China’s exports outpaced market expectations in June, with the figure rising 5.8% in dollar terms year-on-year, surpassing the 5% increase predicted in a Reuters survey, according to customs data released Monday.
This came as companies expedited overseas shipments to take advantage of a temporary suspension of U.S. tariffs before an August deadline.
Imports, meanwhile, edged up 1.1% from a year ago. Although this fell short of the 1.3% gain economists had forecast, it marked the first positive growth for inbound shipment this year, breaking a trend of declines against a backdrop of subdued domestic demand.
For the first half of 2025, China’s exports climbed 5.9% compared to the same period last year, while imports dropped 3.9%. The world’s second-largest economy posted a trade surplus of $585.96 billion—up nearly 35% from a year earlier, according to official figures.
U.S. President Donald Trump’s tariff policies have driven Chinese exporters to speed up their diversification into alternative markets—a shift reflected in April and May export data, which showed year-on-year increases of 8.1% and 4.8% respectively, as robust shipments to Southeast Asia and the European Union helped counterbalance falling exports to the United States.
Phillip Securities notes that stronger-than-expected growth in China’s exports signals improving momentum for Beijing, following the United States’ decision to ease tariffs on Chinese goods to 55%—down sharply from the previous threat of 145%.
Meanwhile, a rebound in Chinese imports is being seen as a sign of revived domestic demand, boosted by recent trade negotiations between Beijing and Washington reaching a breakthrough.
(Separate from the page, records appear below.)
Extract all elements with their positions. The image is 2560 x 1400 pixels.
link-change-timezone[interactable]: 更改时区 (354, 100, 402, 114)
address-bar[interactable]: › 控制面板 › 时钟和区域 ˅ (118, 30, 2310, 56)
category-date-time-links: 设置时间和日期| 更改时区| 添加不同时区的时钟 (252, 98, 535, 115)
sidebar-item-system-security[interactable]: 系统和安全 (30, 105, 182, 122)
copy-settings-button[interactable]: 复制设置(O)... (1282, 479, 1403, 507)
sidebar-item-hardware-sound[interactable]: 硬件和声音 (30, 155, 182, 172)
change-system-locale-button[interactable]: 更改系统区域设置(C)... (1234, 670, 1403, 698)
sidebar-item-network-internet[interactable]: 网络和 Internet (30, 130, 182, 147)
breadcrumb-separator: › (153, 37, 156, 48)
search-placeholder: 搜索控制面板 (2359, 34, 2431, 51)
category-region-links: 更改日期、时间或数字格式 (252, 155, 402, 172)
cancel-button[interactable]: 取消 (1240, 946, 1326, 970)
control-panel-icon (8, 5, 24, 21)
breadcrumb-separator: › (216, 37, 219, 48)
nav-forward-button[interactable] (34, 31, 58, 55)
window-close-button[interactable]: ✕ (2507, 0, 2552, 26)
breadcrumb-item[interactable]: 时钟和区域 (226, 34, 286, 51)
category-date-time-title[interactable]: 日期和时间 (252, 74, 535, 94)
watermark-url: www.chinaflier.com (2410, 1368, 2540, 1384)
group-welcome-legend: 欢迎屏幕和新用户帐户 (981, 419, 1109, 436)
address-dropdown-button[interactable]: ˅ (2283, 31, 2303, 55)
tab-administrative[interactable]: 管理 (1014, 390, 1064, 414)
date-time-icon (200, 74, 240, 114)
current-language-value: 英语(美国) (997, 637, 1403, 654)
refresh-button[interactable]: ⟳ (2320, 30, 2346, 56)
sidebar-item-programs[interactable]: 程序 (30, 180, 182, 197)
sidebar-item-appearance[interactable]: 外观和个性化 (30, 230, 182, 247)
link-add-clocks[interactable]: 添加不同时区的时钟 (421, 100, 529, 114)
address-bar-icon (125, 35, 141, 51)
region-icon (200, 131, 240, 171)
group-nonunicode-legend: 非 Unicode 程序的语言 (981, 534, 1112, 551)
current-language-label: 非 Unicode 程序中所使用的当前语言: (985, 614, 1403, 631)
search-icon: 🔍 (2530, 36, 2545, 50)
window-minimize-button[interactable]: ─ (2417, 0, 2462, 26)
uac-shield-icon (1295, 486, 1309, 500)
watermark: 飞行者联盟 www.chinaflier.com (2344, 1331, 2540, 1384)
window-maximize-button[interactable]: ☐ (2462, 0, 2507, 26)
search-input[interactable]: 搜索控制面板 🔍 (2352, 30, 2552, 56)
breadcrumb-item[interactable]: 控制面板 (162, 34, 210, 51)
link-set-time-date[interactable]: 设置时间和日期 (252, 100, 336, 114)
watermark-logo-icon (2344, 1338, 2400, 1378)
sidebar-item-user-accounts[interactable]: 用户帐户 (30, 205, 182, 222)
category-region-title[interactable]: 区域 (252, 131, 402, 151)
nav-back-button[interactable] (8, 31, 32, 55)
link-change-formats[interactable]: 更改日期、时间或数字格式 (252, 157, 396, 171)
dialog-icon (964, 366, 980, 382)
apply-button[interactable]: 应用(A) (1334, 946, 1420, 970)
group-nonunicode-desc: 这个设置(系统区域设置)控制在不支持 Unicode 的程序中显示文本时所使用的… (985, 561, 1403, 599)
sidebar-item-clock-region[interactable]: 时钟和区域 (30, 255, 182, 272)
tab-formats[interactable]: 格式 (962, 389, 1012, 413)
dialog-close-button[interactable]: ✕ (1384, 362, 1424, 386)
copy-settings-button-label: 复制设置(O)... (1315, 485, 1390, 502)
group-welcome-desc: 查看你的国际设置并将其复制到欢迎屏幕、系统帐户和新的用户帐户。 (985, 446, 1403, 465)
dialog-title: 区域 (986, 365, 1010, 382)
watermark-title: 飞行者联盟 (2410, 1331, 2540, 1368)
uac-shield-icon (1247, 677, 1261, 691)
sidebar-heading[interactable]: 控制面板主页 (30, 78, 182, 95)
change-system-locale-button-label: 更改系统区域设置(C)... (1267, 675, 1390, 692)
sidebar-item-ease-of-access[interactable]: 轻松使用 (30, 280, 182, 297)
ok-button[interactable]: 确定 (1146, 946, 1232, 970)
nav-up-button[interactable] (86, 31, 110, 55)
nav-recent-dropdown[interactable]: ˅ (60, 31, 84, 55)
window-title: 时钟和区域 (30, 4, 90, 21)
Hong Kong’s Hang Seng Index (HSI) and China’s CSI300 have both responded positively to these developments. Against this backdrop, the analyst suggests investors accumulate shares of Xiaomi (1810.HKEX or XIAOMI80 DR), citing its strong international revenue base of over 40% and anticipated support from robust export activity.
The brokerage firm also favors ‘Domestic Play’ stocks that stand to gain from a recovery in China’s internal consumption. Recommended names include Alibaba (9988.HKEX or BABA80 DR), JD.com (9618.HKEX or JD80 DR), and Meituan (3690.HKEX or MEITUAN80 DR), all of which are expected to benefit as the Chinese government takes steps to regulate price-cutting among these leading companies and as import demand shows early signs of revival.
Looking forward, China is scheduled to announce its second-quarter GDP figures on Tuesday, with a Reuters poll of economists projecting a 5.1% growth rate—down from the 5.4% seen in the previous quarter.